Entretanto, podemos dedicar à política de bioinsumos, parte do mérito da publicação da Lei 15.070 de 23 de dezembro de 2024. A mobilização para feita a partir da necessidade de separar os produtos químicos convencionais daqueles inovadores, vindos de origem biológica, surtiu um efeito impressionante. Parte desse resultado será absorvido pelas chamadas produções “on farm”, que precisarão de um ambiente regulatório específico no futuro.

A análise de eficiência, eficácia e efetividade de programas deve ser parte integrante do ciclo de formulação e implementação das políticas públicas. Modelos econométricos, análise de impacto e dados sistematizados são ferramentas essenciais para evitar desperdício de recursos e garantir que as políticas estejam, de fato, beneficiando os produtores rurais e a sociedade como um todo.

Recentemente, o Tribunal de Contas da União (TCU) emitiu uma recomendação ao Ministério do Planejamento para que seja feita uma análise mais detalhada do Plano Plurianual (PPA) com o objetivo de evitar sobreposição de programas rurais. Essa medida evidencia a necessidade de aprimorar os mecanismos de avaliação e monitoramento das políticas públicas no setor agropecuário.

A sobreposição de programas pode gerar desperdício de recursos e conflitos na execução de iniciativas que deveriam ser complementares. A recomendação do TCU sinaliza que há espaço para maior integração e planejamento estratégico, garantindo que as políticas realmente atendam às necessidades do setor produtivo sem dispersar investimentos em iniciativas concorrentes ou ineficientes.

O caso do PLANAPO, e de sua derivação para um programa de bioinsumos, além da recente recomendação do TCU, reforçam a urgência de aprimorar a análise das políticas públicas rurais. O Brasil precisa adotar uma cultura de avaliação contínua, baseada em evidências concretas, para garantir que os programas implementados alcancem os resultados esperados e beneficiem efetivamente os agricultores e a economia agropecuária.

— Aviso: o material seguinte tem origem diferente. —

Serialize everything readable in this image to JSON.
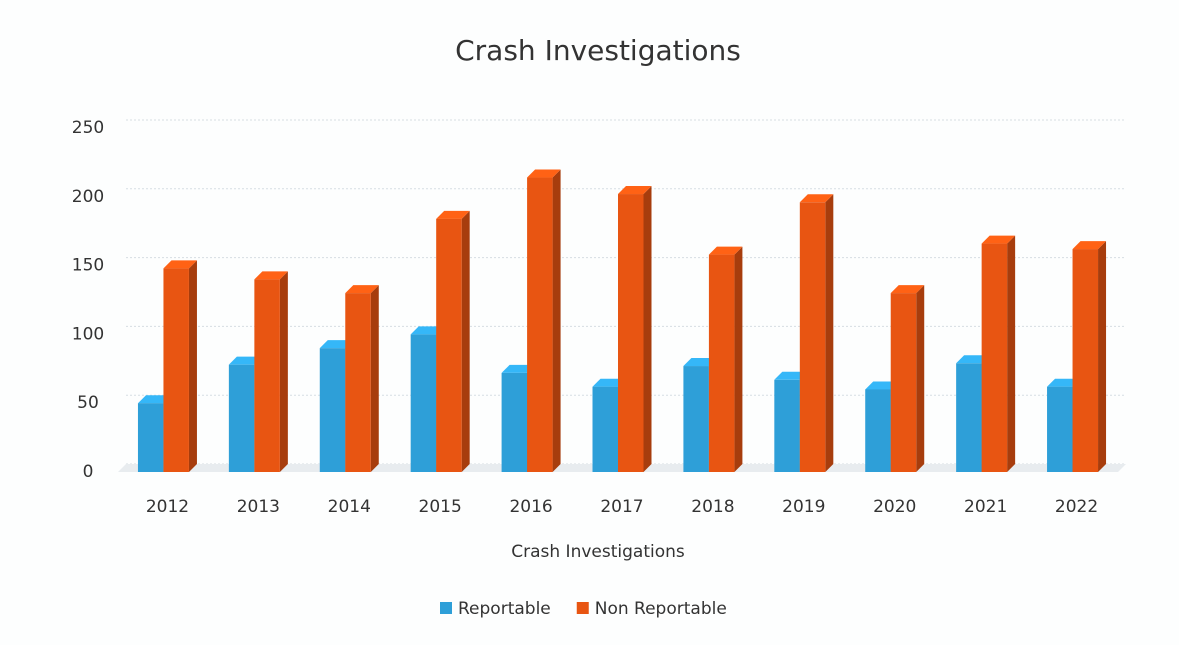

A insistência em desenvolver um programa de redução do uso de agrotóxicos (PNARA), tendo como origem o mesmo PLANAPO, parece ser a mesma cortina de fumaça que nunca teve métrica, meta e nem tem futuro. Identificar os reais problemas da produção agropecuária e enfrentá-los com estratégia e eficiência, parece ser a conclusão óbvia dos auditores do TCU.

Sem uma estrutura de monitoramento eficiente, corremos o risco de perpetuar políticas ineficazes e desperdiçar recursos que poderiam ser mais bem alocados. A avaliação qualificada deve ser a espinha dorsal das decisões governamentais, assegurando um setor agropecuário mais competitivo, inovador e sustentável. Não existe mais espaço para discurso sem conteúdo, programas sem indicadores e gestores sem compromisso.

Luís Eduardo Pacifici Rangel é membro do Conselho Científico Agro Sustentável (CCAS), Engenheiro Agrônomo, Ex-Secretário de Defesa Agropecuária e Ex-Diretor de Análise Econômica e Políticas Públicas do Ministério da Agricultura e Pecuária (MAPA).